Foltz would also like to see more cooperation between Grass Valley and the county government.

"The cooperation between the city and the county, even when I was here, it was always a little tenuous and I don't know if it's gotten a lot better," Foltz said. "We're all servants of the people here. We're government services and we're all here to provide it, let's work together to do that for the residents of Grass Valley and Nevada County."

However. Foltz sees much of his temporary duty in Grass Valley as resolving around finances.

"With the economic downtown, small cities are struggling to make sure they have adequate resources and Grass Valley is no different," Foltz said. "It's tough for them."

Between 2008 and 2012, Grass Valley's more than $10 million general fund lost about $1.5 million and Nevada City lost $487,000, prompting both agencies to appeal to voters to approve temporary local sales hikes to prop up city services.

"I was pleasantly surprised by the citizens who taxed themselves," Foltz said. "You don't see that happen too often. To see the community have that kind of commitment, that is something kind of special for the town."

Foltz, who was born on Coronado island in San Diego, has plenty of experience with city finances. After serving in Vietnam as a Naval officer, Foltz said he began work as a planner for the city of Los Alamitos while getting his master's in business.

"And doing work for the city manager, so I did a bit of everything. I remember that I had three desks with three different projects going on," Foltz said. "I was having a lot of fun and couldn't wait to get to work in the morning and stayed late. So that's how I got started."

During his career, Foltz worked for Clovis, Susanville and Yuba City, where he was city manager until his 2006 retirement.

"Coming in this time, it is about making sure the fiscal health, the numbers, are in place now so the new person coming on board can have a good foundation," Foltz said of his return to Grass Valley.

Foltz lives in Rocklin with his wife. They have two children and two grandchildren. When he is not traveling, fly fishing or riding his horse, Foltz also serves Placer County on the Rocklin Oversight Committee and works with the Rocklin Historical Society.

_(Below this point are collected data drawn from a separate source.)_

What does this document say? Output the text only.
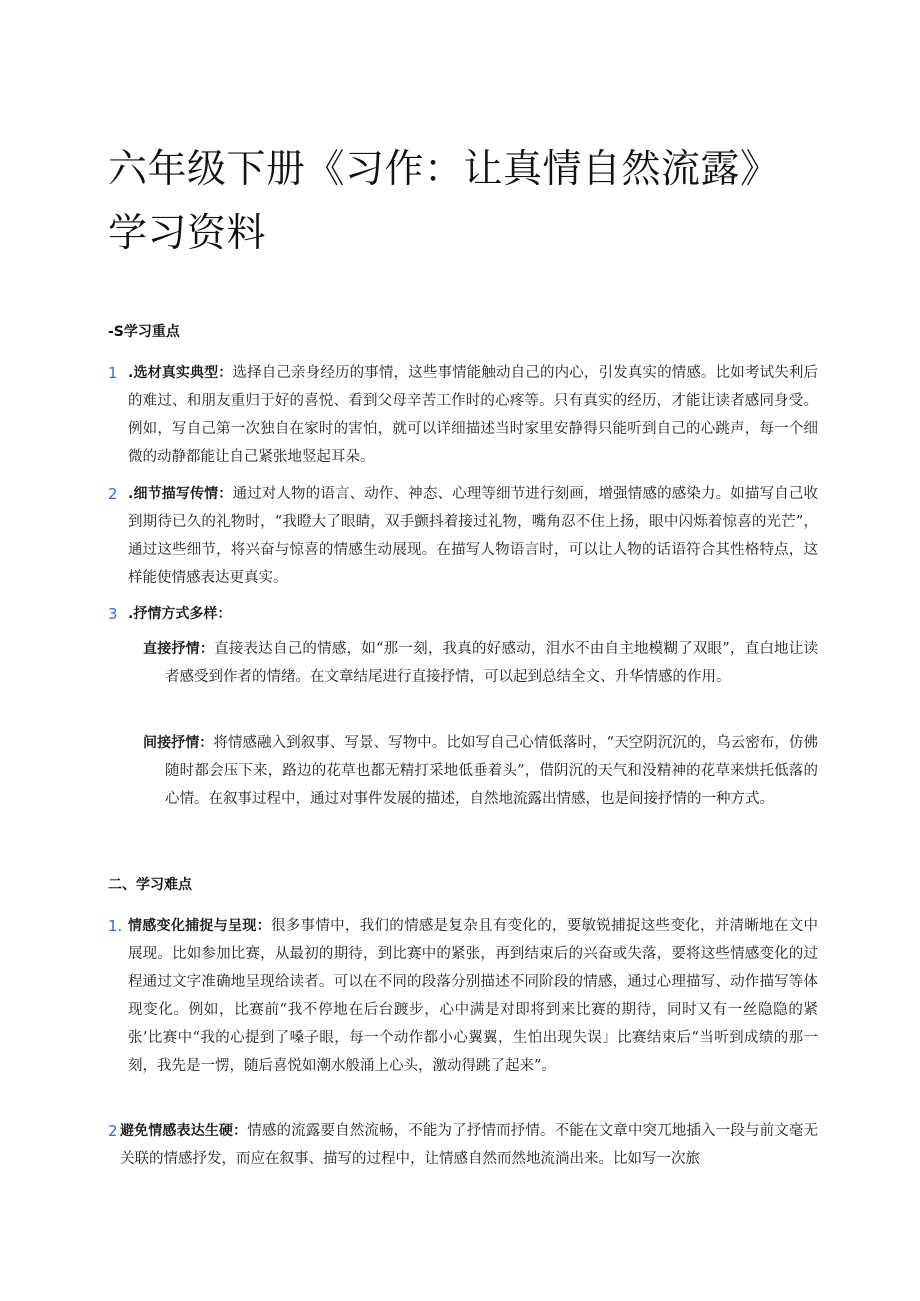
六年级下册《习作：让真情自然流露》学习资料
-S学习重点
1 .选材真实典型：选择自己亲身经历的事情，这些事情能触动自己的内心，引发真实的情感。比如考试失利后的难过、和朋友重归于好的喜悦、看到父母辛苦工作时的心疼等。只有真实的经历，才能让读者感同身受。例如，写自己第一次独自在家时的害怕，就可以详细描述当时家里安静得只能听到自己的心跳声，每一个细微的动静都能让自己紧张地竖起耳朵。
2 .细节描写传情：通过对人物的语言、动作、神态、心理等细节进行刻画，增强情感的感染力。如描写自己收到期待已久的礼物时，“我瞪大了眼睛，双手颤抖着接过礼物，嘴角忍不住上扬，眼中闪烁着惊喜的光芒”，通过这些细节，将兴奋与惊喜的情感生动展现。在描写人物语言时，可以让人物的话语符合其性格特点，这样能使情感表达更真实。
3 .抒情方式多样：
直接抒情：直接表达自己的情感，如“那一刻，我真的好感动，泪水不由自主地模糊了双眼”，直白地让读者感受到作者的情绪。在文章结尾进行直接抒情，可以起到总结全文、升华情感的作用。
间接抒情：将情感融入到叙事、写景、写物中。比如写自己心情低落时，“天空阴沉沉的，乌云密布，仿佛随时都会压下来，路边的花草也都无精打采地低垂着头”，借阴沉的天气和没精神的花草来烘托低落的心情。在叙事过程中，通过对事件发展的描述，自然地流露出情感，也是间接抒情的一种方式。
二、学习难点
1. 情感变化捕捉与呈现：很多事情中，我们的情感是复杂且有变化的，要敏锐捕捉这些变化，并清晰地在文中展现。比如参加比赛，从最初的期待，到比赛中的紧张，再到结束后的兴奋或失落，要将这些情感变化的过程通过文字准确地呈现给读者。可以在不同的段落分别描述不同阶段的情感，通过心理描写、动作描写等体现变化。例如，比赛前“我不停地在后台踱步，心中满是对即将到来比赛的期待，同时又有一丝隐隐的紧张’比赛中“我的心提到了嗓子眼，每一个动作都小心翼翼，生怕出现失误」比赛结束后“当听到成绩的那一刻，我先是一愣，随后喜悦如潮水般涌上心头，激动得跳了起来”。
2 避免情感表达生硬：情感的流露要自然流畅，不能为了抒情而抒情。不能在文章中突兀地插入一段与前文毫无关联的情感抒发，而应在叙事、描写的过程中，让情感自然而然地流淌出来。比如写一次旅
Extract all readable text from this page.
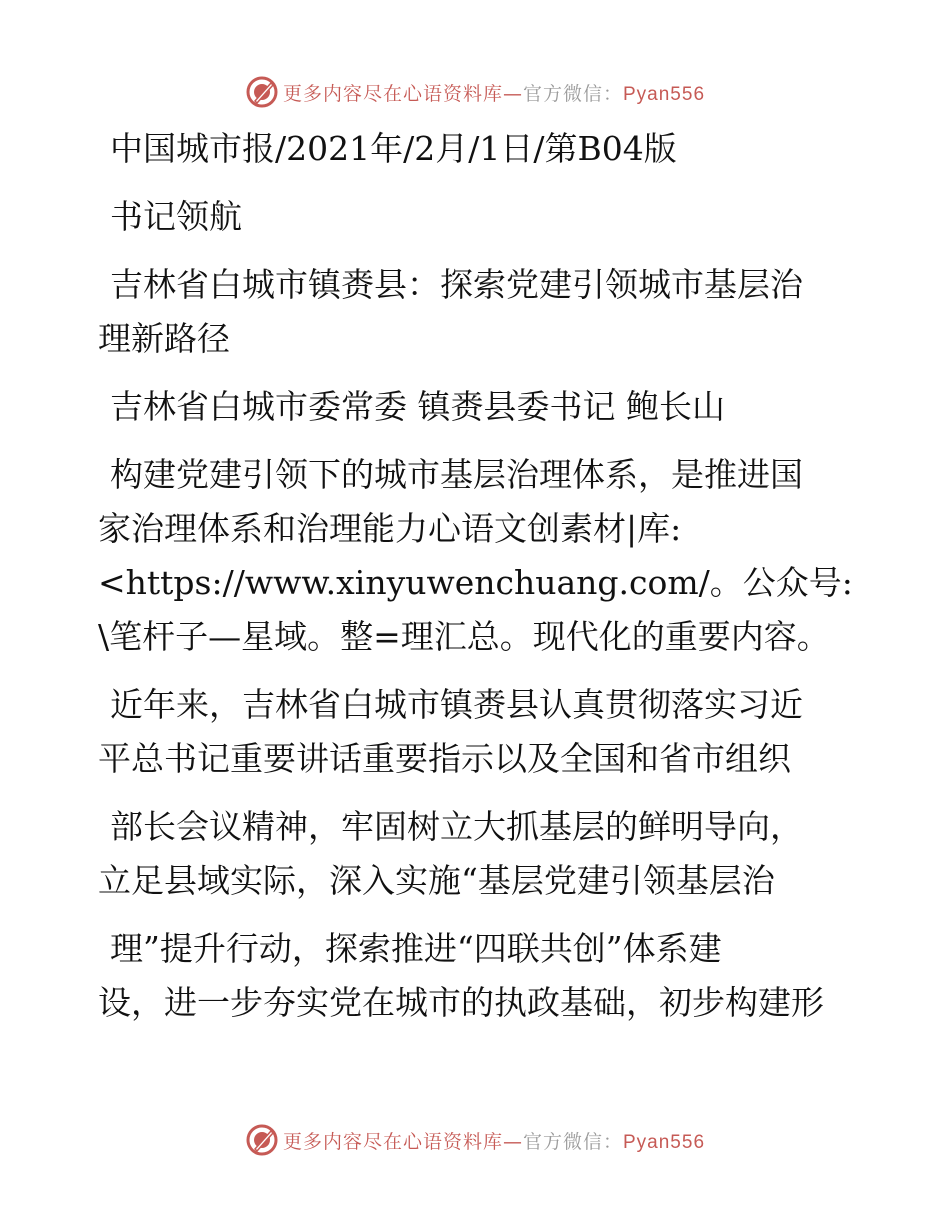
更多内容尽在心语资料库—官方微信：Pyan556
中国城市报/2021年/2月/1日/第B04版
书记领航
吉林省白城市镇赉县：探索党建引领城市基层治
理新路径
吉林省白城市委常委 镇赉县委书记 鲍长山
构建党建引领下的城市基层治理体系，是推进国
家治理体系和治理能力心语文创素材|库:
<https://www.xinyuwenchuang.com/。公众号:
\笔杆子—星域。整=理汇总。现代化的重要内容。
近年来，吉林省白城市镇赉县认真贯彻落实习近
平总书记重要讲话重要指示以及全国和省市组织
部长会议精神，牢固树立大抓基层的鲜明导向，
立足县域实际，深入实施“基层党建引领基层治
理”提升行动，探索推进“四联共创”体系建
设，进一步夯实党在城市的执政基础，初步构建形
更多内容尽在心语资料库—官方微信：Pyan556
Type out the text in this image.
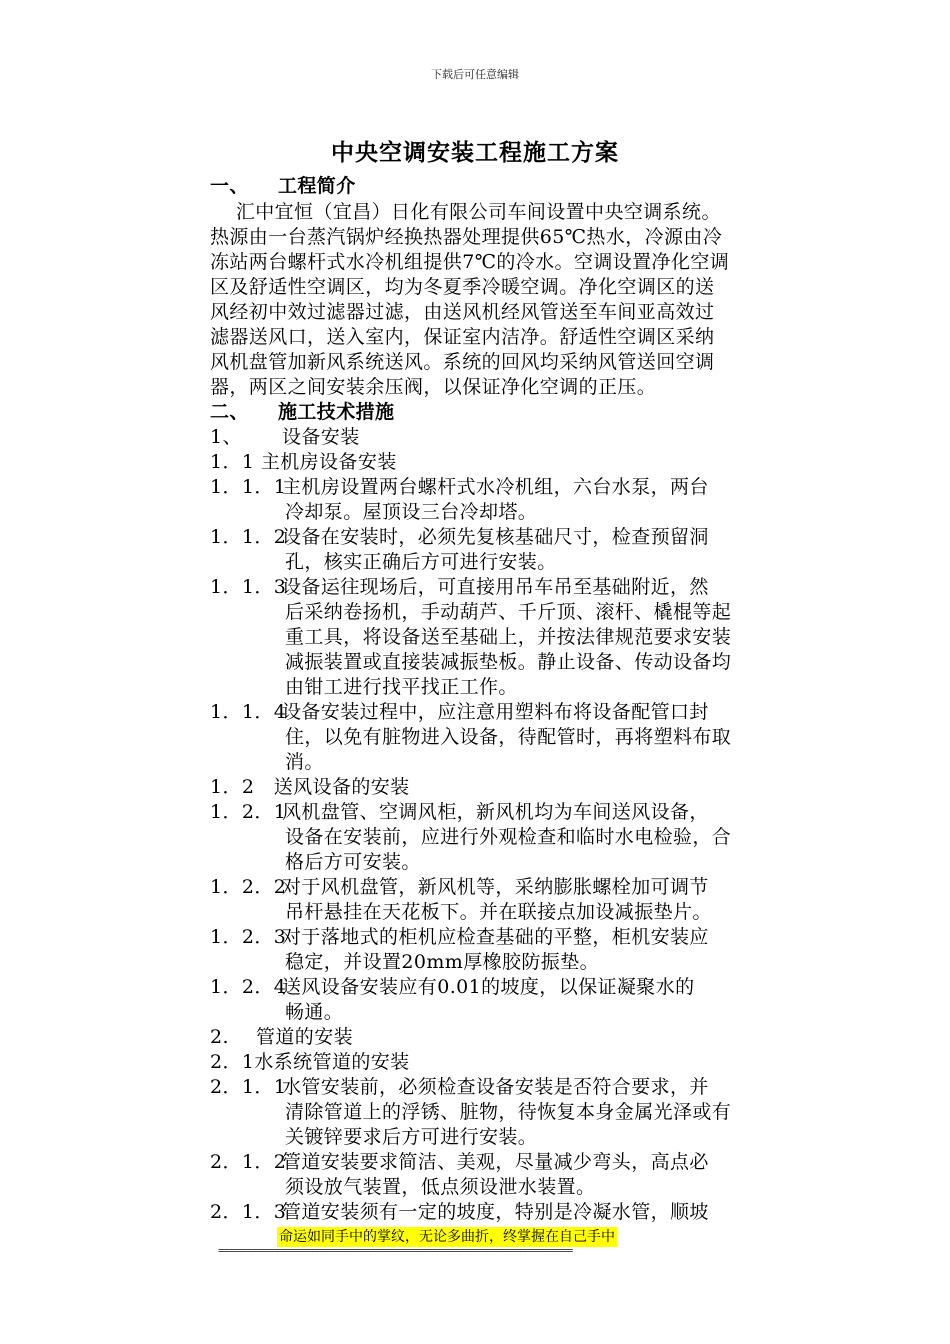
下载后可任意编辑
中央空调安装工程施工方案
一、 工程简介
　 汇中宜恒（宜昌）日化有限公司车间设置中央空调系统。
热源由一台蒸汽锅炉经换热器处理提供65℃热水，冷源由冷
冻站两台螺杆式水冷机组提供7℃的冷水。空调设置净化空调
区及舒适性空调区，均为冬夏季冷暖空调。净化空调区的送
风经初中效过滤器过滤，由送风机经风管送至车间亚高效过
滤器送风口，送入室内，保证室内洁净。舒适性空调区采纳
风机盘管加新风系统送风。系统的回风均采纳风管送回空调
器，两区之间安装余压阀，以保证净化空调的正压。
二、 施工技术措施
1、 设备安装
1．1 主机房设备安装
1．1．1主机房设置两台螺杆式水冷机组，六台水泵，两台
冷却泵。屋顶设三台冷却塔。
1．1．2设备在安装时，必须先复核基础尺寸，检查预留洞
孔，核实正确后方可进行安装。
1．1．3设备运往现场后，可直接用吊车吊至基础附近，然
后采纳卷扬机，手动葫芦、千斤顶、滚杆、橇棍等起
重工具，将设备送至基础上，并按法律规范要求安装
减振装置或直接装减振垫板。静止设备、传动设备均
由钳工进行找平找正工作。
1．1．4设备安装过程中，应注意用塑料布将设备配管口封
住，以免有脏物进入设备，待配管时，再将塑料布取
消。
1．2　送风设备的安装
1．2．1风机盘管、空调风柜，新风机均为车间送风设备，
设备在安装前，应进行外观检查和临时水电检验，合
格后方可安装。
1．2．2对于风机盘管，新风机等，采纳膨胀螺栓加可调节
吊杆悬挂在天花板下。并在联接点加设减振垫片。
1．2．3对于落地式的柜机应检查基础的平整，柜机安装应
稳定，并设置20mm厚橡胶防振垫。
1．2．4送风设备安装应有0.01的坡度，以保证凝聚水的
畅通。
2. 管道的安装
2．1水系统管道的安装
2．1．1水管安装前，必须检查设备安装是否符合要求，并
清除管道上的浮锈、脏物，待恢复本身金属光泽或有
关镀锌要求后方可进行安装。
2．1．2管道安装要求简洁、美观，尽量减少弯头，高点必
须设放气装置，低点须设泄水装置。
2．1．3管道安装须有一定的坡度，特别是冷凝水管，顺坡
命运如同手中的掌纹，无论多曲折，终掌握在自己手中
===============================================================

"When I retired from Yuba City, my sense was that I wanted to give back to the community," Foltz said. "I go back to when (President John F.) Kennedy talked about giving back to your country. That was the mental set, public service was big."

"For the ups and downs of little Grass Valley, the employees here put their all into trying to provide a service. Their dedication to public service is pretty exceptional," Foltz told The Union earlier that day. "The council's love of Grass Valley and working to do what is best for Grass Valley is always commendable. There are lots of places where you don't always see that."